Economic journalist David Leonhardt categorizes Hilary Clinton's approach to the econonomy as conservative in that she acts under the premise that "people respond rationally to financial incentives." Following traditional theories of ecpnomics, she proposes "new tax credits for savings, tuition, health care, elder care and renewable energy use."
Obama's plans, on the other hand, can be described as functioning through "behavioral economics." That is, his plan centers on the belief that what happens and what works on paper is not necessarily going to happen or work in real life. Writes Leonhardt:

"The problem with Mrs. Clinton's savings plan, according to the Obama view, is that many people won’t save even when they are offered subsidies to do so. After all, many workers who are eligible for 401(k) matching funds don’t take advantage of them now.

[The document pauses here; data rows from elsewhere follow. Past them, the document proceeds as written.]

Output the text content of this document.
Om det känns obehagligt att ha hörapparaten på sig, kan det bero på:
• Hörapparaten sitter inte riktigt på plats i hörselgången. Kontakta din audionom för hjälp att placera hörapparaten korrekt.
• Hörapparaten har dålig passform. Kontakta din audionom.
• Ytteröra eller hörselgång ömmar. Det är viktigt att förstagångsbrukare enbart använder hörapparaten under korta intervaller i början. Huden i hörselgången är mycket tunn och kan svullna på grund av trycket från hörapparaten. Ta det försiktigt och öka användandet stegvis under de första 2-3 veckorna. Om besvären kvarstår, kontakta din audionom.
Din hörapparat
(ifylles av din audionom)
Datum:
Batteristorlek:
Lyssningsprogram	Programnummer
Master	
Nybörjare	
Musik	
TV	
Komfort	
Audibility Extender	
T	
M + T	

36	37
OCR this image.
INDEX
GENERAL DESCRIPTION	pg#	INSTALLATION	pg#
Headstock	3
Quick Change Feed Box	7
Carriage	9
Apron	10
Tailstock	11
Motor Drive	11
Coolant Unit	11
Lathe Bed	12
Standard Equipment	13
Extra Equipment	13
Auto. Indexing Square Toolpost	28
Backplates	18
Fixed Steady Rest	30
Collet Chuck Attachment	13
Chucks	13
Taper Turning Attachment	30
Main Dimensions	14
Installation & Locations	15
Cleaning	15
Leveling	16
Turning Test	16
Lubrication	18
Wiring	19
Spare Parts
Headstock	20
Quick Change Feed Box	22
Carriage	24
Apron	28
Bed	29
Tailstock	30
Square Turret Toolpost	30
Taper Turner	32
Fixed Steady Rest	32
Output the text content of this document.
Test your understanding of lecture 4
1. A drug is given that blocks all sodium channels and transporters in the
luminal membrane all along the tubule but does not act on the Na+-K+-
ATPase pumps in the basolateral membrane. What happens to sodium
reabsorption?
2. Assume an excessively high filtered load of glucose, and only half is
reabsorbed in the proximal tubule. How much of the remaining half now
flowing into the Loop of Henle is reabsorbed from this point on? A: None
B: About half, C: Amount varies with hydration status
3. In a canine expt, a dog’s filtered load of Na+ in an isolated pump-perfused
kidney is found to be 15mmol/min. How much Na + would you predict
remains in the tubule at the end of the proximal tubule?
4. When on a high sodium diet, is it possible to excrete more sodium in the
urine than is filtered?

So Mr. Obama would instead require companies to deduct money automatically from their employees’ paychecks and place it in a savings account the employee owned. Employees could opt out of the program. But if they did nothing, they would end up saving money. It’s an idea that comes directly from academic research showing that savings rates have jumped when individual companies have adopted such plans...

Mr. Obama isn’t opposed to narrow tax credits, but his agenda isn’t organized around them. Instead, he has proposed an across-the-board $1,000 tax cut for every family in the bottom 90 percent or so of the income distribution. As he notes, the middle-class squeeze is caused by slow-growing wages and the rising cost of energy, education and health care. It’s not a narrow problem."

In short, Clinton's plans, while pretty enough on paper, just aren't as substantive and safe as Obama's. She's got the butter but not the bread.